Pouco a pouco a composição pós-soviética vai se enchendo de mulheres, idosos e muitas crianças, que entram após passar pelo controle de militares fortemente armados que procuram os chamados sabotadores russos, lembrando que este é um país em guerra.

“Desde o começo da guerra acabou a Covid-19 na Ucrânia”, brinca a professora de alemão Alla Horobets, que há dois dias havia saído de Kryvyi Rih, cidade no sul do país e no meio do caminho entre dois alvos cruciais dos russos, Mykolaiv – sitiada há cerca de duas semanas, depois que Kherson caiu na mão dos inimigos – e Dnipro, alvo mais recente das investidas.

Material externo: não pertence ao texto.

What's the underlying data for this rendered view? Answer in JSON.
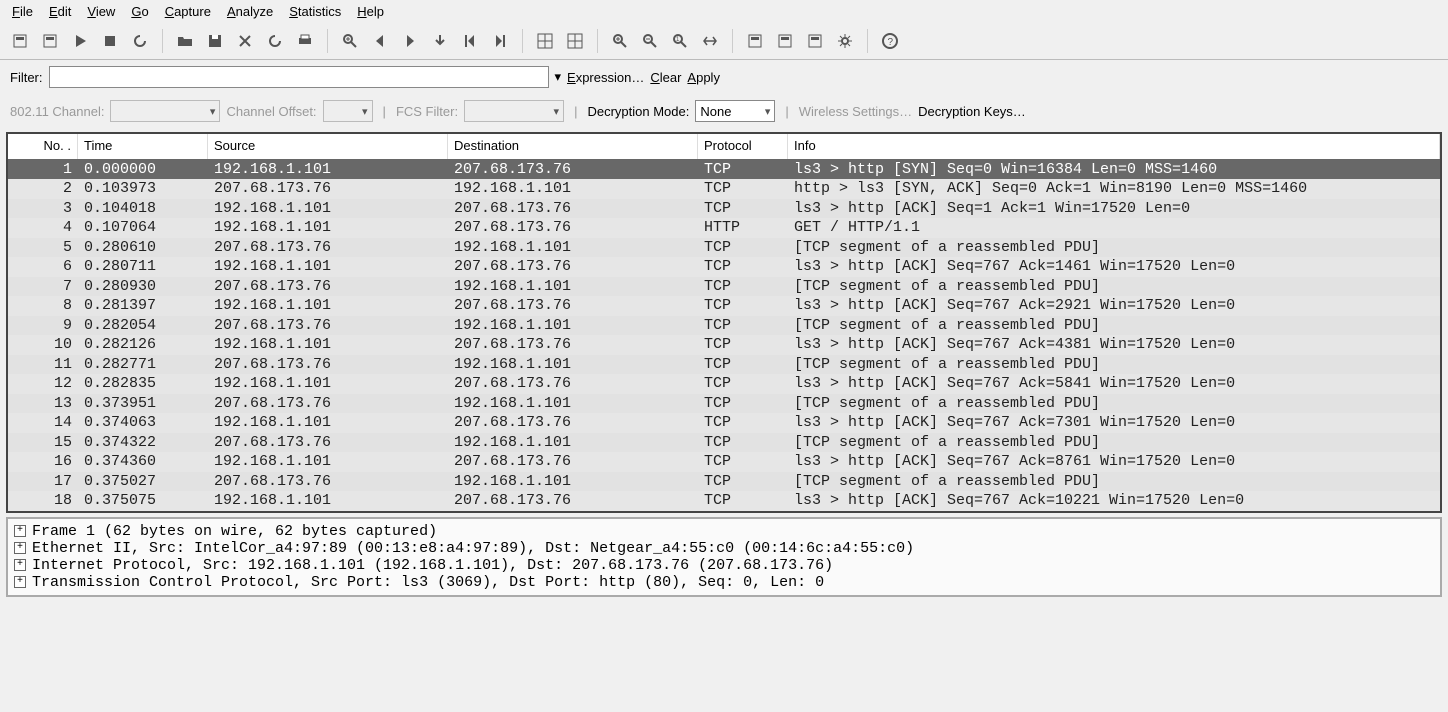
{
  "menu": [
    "File",
    "Edit",
    "View",
    "Go",
    "Capture",
    "Analyze",
    "Statistics",
    "Help"
  ],
  "toolbar_icons": [
    "interfaces-icon",
    "capture-options-icon",
    "capture-start-icon",
    "capture-stop-icon",
    "capture-restart-icon",
    "sep",
    "open-icon",
    "save-icon",
    "close-icon",
    "reload-icon",
    "print-icon",
    "sep",
    "find-icon",
    "back-icon",
    "forward-icon",
    "jump-icon",
    "go-first-icon",
    "go-last-icon",
    "sep",
    "layout1-icon",
    "layout2-icon",
    "sep",
    "zoom-in-icon",
    "zoom-out-icon",
    "zoom-reset-icon",
    "resize-columns-icon",
    "sep",
    "capture-filters-icon",
    "display-filters-icon",
    "coloring-rules-icon",
    "preferences-icon",
    "sep",
    "help-icon"
  ],
  "filter": {
    "label": "Filter:",
    "value": "",
    "dropdown_glyph": "▾",
    "expression": "Expression…",
    "clear": "Clear",
    "apply": "Apply"
  },
  "wireless": {
    "channel_label": "802.11 Channel:",
    "channel_value": "",
    "offset_label": "Channel Offset:",
    "offset_value": "",
    "fcs_label": "FCS Filter:",
    "fcs_value": "",
    "decrypt_label": "Decryption Mode:",
    "decrypt_value": "None",
    "wireless_settings": "Wireless Settings…",
    "decrypt_keys": "Decryption Keys…"
  },
  "columns": [
    "No. .",
    "Time",
    "Source",
    "Destination",
    "Protocol",
    "Info"
  ],
  "packets": [
    {
      "no": 1,
      "time": "0.000000",
      "src": "192.168.1.101",
      "dst": "207.68.173.76",
      "proto": "TCP",
      "info": "ls3 > http [SYN] Seq=0 Win=16384 Len=0 MSS=1460",
      "selected": true
    },
    {
      "no": 2,
      "time": "0.103973",
      "src": "207.68.173.76",
      "dst": "192.168.1.101",
      "proto": "TCP",
      "info": "http > ls3 [SYN, ACK] Seq=0 Ack=1 Win=8190 Len=0 MSS=1460"
    },
    {
      "no": 3,
      "time": "0.104018",
      "src": "192.168.1.101",
      "dst": "207.68.173.76",
      "proto": "TCP",
      "info": "ls3 > http [ACK] Seq=1 Ack=1 Win=17520 Len=0"
    },
    {
      "no": 4,
      "time": "0.107064",
      "src": "192.168.1.101",
      "dst": "207.68.173.76",
      "proto": "HTTP",
      "info": "GET / HTTP/1.1"
    },
    {
      "no": 5,
      "time": "0.280610",
      "src": "207.68.173.76",
      "dst": "192.168.1.101",
      "proto": "TCP",
      "info": "[TCP segment of a reassembled PDU]"
    },
    {
      "no": 6,
      "time": "0.280711",
      "src": "192.168.1.101",
      "dst": "207.68.173.76",
      "proto": "TCP",
      "info": "ls3 > http [ACK] Seq=767 Ack=1461 Win=17520 Len=0"
    },
    {
      "no": 7,
      "time": "0.280930",
      "src": "207.68.173.76",
      "dst": "192.168.1.101",
      "proto": "TCP",
      "info": "[TCP segment of a reassembled PDU]"
    },
    {
      "no": 8,
      "time": "0.281397",
      "src": "192.168.1.101",
      "dst": "207.68.173.76",
      "proto": "TCP",
      "info": "ls3 > http [ACK] Seq=767 Ack=2921 Win=17520 Len=0"
    },
    {
      "no": 9,
      "time": "0.282054",
      "src": "207.68.173.76",
      "dst": "192.168.1.101",
      "proto": "TCP",
      "info": "[TCP segment of a reassembled PDU]"
    },
    {
      "no": 10,
      "time": "0.282126",
      "src": "192.168.1.101",
      "dst": "207.68.173.76",
      "proto": "TCP",
      "info": "ls3 > http [ACK] Seq=767 Ack=4381 Win=17520 Len=0"
    },
    {
      "no": 11,
      "time": "0.282771",
      "src": "207.68.173.76",
      "dst": "192.168.1.101",
      "proto": "TCP",
      "info": "[TCP segment of a reassembled PDU]"
    },
    {
      "no": 12,
      "time": "0.282835",
      "src": "192.168.1.101",
      "dst": "207.68.173.76",
      "proto": "TCP",
      "info": "ls3 > http [ACK] Seq=767 Ack=5841 Win=17520 Len=0"
    },
    {
      "no": 13,
      "time": "0.373951",
      "src": "207.68.173.76",
      "dst": "192.168.1.101",
      "proto": "TCP",
      "info": "[TCP segment of a reassembled PDU]"
    },
    {
      "no": 14,
      "time": "0.374063",
      "src": "192.168.1.101",
      "dst": "207.68.173.76",
      "proto": "TCP",
      "info": "ls3 > http [ACK] Seq=767 Ack=7301 Win=17520 Len=0"
    },
    {
      "no": 15,
      "time": "0.374322",
      "src": "207.68.173.76",
      "dst": "192.168.1.101",
      "proto": "TCP",
      "info": "[TCP segment of a reassembled PDU]"
    },
    {
      "no": 16,
      "time": "0.374360",
      "src": "192.168.1.101",
      "dst": "207.68.173.76",
      "proto": "TCP",
      "info": "ls3 > http [ACK] Seq=767 Ack=8761 Win=17520 Len=0"
    },
    {
      "no": 17,
      "time": "0.375027",
      "src": "207.68.173.76",
      "dst": "192.168.1.101",
      "proto": "TCP",
      "info": "[TCP segment of a reassembled PDU]"
    },
    {
      "no": 18,
      "time": "0.375075",
      "src": "192.168.1.101",
      "dst": "207.68.173.76",
      "proto": "TCP",
      "info": "ls3 > http [ACK] Seq=767 Ack=10221 Win=17520 Len=0"
    }
  ],
  "details": [
    "Frame 1 (62 bytes on wire, 62 bytes captured)",
    "Ethernet II, Src: IntelCor_a4:97:89 (00:13:e8:a4:97:89), Dst: Netgear_a4:55:c0 (00:14:6c:a4:55:c0)",
    "Internet Protocol, Src: 192.168.1.101 (192.168.1.101), Dst: 207.68.173.76 (207.68.173.76)",
    "Transmission Control Protocol, Src Port: ls3 (3069), Dst Port: http (80), Seq: 0, Len: 0"
  ]
}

De fato, ninguém usa mais máscaras nos vagões lotados e abafados, que após uma hora de espera, deixam a plataforma. Passada 1h30, o trem para. “Eles precisam trocar as rodas, porque a bitola dos trilhos poloneses é mais estreita que dos ucranianos, já devemos sair”, explica Alla sob o olhar curioso do neto Alexander Berest, que acompanha a mãe a irmã.

A espera, no entanto, se alonga. As crianças brincam e correm pelo estreito corredor, em clima de férias estendidas. “Não passam nenhuma informação para ao menos nos programarmos, é um horror”, reclama Viktoria conforme passam as horas com o trem parado no meio de algum ponto próximo à fronteira. Os poucos banheiros formam filas e acumulam fraldas – a situação exige que os bebês sejam trocados em meio aos bancos –, absorventes e lixo.

Após 2 horas parado, a viagem segue até uma nova parada no último posto de fronteira da antiga URSS. Os passageiros descem para uma enorme fila para doação de alimentos, chá e água distribuídos no prédio de visual soviético. Após quatro horas de nova espera sem informações, as crianças vão cansando enquanto chega a noite e as temperaturas caem para 0ºC. Poucos continuam fora do trem abafado.

Após 12 horas de viagem para percorrer os 95 km que separam Lviv de Przemysl, os refugiados desembarcam na Polônia, onde são recebidos com alimentos, brinquedos, chá quente, bebidas e artigos de higiene, frutos de doação. “Não há local nenhum para permanecer na cidade; os abrigos estão todos lotados, assim como hospedagens; recebemos nas últimas semanas mais de 10 vezes a população da cidade, é o colapso completo” alerta um voluntário que recomenda que todos tomem o primeiro trem disponível.

Agora acompanhada da nova amiga Liza e seu filho, Viktoria embarca para Katowice de onde espera chegar a Gdansk, no norte da Polônia. Deixa a cidade fronteiriça com um sorriso cansado e a esperança de retomar a vida em segurança para Uliana e seu gato.